PATENT CLAIMS 1. A high-power wire-wound resistor with oppositely connected spiral windings of a resistive wire, characterized in that it consists of a conductive cylindrical frame (1) and at least one pair of windings formed by the first partial winding (2) of an insulated resistive wire. wire and an identical second sub-winding (3) of insulated resistance wire, which are symmetrical with respect to their geometric centers and wound on the surface of the cylindrical carcass (1), forming unbalanced loss lines with TEM wave, where the first sub-winding (2) and the second sub-windings (3) are counter-connected so that the beginning of the first sub-winding (2) is connected to the end of the second sub-winding (3) at the first joint (4) and the beginning of the second sub-winding (3) is connected to the end (2) in a second junction (5), wherein the first junction (4) and the second junction (5) form resistor terminals, wherein the entire winding on the The conductive cylindrical carcass (1) is impregnated and covered with an insulating varnish layer (6).

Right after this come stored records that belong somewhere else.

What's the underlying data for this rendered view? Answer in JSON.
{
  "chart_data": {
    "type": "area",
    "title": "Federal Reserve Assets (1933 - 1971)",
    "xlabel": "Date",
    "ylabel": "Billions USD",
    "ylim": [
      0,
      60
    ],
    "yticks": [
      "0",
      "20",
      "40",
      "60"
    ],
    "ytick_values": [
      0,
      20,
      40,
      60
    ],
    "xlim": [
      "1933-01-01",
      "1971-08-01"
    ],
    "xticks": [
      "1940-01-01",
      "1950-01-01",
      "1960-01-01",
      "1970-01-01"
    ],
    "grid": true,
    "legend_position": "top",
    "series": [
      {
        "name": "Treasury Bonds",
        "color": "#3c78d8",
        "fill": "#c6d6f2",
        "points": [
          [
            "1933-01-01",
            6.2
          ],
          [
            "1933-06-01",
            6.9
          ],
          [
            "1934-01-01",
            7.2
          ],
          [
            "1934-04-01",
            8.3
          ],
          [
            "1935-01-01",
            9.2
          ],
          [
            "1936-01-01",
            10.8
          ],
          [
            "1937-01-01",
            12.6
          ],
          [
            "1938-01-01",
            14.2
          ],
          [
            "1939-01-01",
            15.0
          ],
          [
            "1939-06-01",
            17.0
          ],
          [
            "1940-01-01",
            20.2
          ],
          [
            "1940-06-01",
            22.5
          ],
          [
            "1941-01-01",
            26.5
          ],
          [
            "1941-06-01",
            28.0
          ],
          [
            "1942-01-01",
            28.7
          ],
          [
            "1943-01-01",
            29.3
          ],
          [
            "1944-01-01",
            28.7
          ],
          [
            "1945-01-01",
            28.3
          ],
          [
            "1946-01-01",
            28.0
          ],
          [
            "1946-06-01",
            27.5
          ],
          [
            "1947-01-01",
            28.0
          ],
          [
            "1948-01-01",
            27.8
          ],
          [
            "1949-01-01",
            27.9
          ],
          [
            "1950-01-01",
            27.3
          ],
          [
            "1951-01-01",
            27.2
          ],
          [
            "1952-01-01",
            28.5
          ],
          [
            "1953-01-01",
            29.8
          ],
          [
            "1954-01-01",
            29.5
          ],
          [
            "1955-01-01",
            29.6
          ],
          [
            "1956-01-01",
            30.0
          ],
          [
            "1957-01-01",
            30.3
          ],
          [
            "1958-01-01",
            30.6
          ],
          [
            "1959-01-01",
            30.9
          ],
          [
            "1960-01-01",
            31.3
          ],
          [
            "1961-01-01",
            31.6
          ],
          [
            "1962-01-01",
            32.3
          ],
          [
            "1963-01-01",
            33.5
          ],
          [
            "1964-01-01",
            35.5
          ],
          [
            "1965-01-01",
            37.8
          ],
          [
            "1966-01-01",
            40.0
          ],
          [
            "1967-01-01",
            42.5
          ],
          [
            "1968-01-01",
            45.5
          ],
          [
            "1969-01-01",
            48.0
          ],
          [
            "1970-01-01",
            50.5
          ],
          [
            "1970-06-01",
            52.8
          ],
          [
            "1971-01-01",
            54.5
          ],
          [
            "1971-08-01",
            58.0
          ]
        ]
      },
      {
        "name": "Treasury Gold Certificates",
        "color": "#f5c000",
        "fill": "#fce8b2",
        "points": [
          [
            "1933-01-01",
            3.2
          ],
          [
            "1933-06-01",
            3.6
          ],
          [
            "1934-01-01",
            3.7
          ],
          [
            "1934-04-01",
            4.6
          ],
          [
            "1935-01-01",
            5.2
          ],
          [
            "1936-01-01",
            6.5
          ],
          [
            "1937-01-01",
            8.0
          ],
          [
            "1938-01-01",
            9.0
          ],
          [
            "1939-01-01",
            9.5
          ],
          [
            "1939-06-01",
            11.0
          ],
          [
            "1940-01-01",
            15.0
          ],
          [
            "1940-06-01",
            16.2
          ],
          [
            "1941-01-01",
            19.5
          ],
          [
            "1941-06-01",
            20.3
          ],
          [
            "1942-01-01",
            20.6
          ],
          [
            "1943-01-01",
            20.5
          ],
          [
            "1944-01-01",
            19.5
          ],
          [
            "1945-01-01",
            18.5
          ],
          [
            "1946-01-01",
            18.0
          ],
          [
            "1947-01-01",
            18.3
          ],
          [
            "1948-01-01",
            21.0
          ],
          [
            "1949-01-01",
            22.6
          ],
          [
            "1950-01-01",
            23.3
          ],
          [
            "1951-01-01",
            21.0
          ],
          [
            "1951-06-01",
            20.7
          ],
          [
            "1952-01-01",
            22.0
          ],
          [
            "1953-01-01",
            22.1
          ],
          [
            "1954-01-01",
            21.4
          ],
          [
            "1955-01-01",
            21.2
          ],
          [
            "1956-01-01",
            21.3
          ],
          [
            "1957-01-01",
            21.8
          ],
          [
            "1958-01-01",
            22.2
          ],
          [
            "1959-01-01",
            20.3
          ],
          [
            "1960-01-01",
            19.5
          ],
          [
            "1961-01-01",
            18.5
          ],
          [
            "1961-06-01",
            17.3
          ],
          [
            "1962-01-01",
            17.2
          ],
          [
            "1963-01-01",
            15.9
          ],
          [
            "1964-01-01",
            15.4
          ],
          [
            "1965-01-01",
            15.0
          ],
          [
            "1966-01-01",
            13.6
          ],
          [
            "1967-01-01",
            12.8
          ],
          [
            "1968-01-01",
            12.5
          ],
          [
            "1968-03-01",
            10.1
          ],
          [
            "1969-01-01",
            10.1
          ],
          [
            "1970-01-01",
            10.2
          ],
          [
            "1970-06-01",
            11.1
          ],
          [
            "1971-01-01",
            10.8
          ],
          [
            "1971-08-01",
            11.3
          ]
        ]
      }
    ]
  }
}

The high-frequency power wire resistor according to claim 1, characterized in that the conductive cylindrical frame (1) is provided with at least one axial bore (8, 9, 10, 11) and is located opposite said axial frame (1). a fan for blowing the conductive cylindrical carcass (1) and air winding from outside and blowing air through the openings (8, 9, 10, 11). The high-frequency power wire resistor according to claim 1 or 2, characterized in that if the conductive cylindrical frame (1) is provided with two or more pairs of insulated resistive wire windings, these windings are interconnected such that the end of one partial the winding is always connected to the beginning of the adjacent partial winding.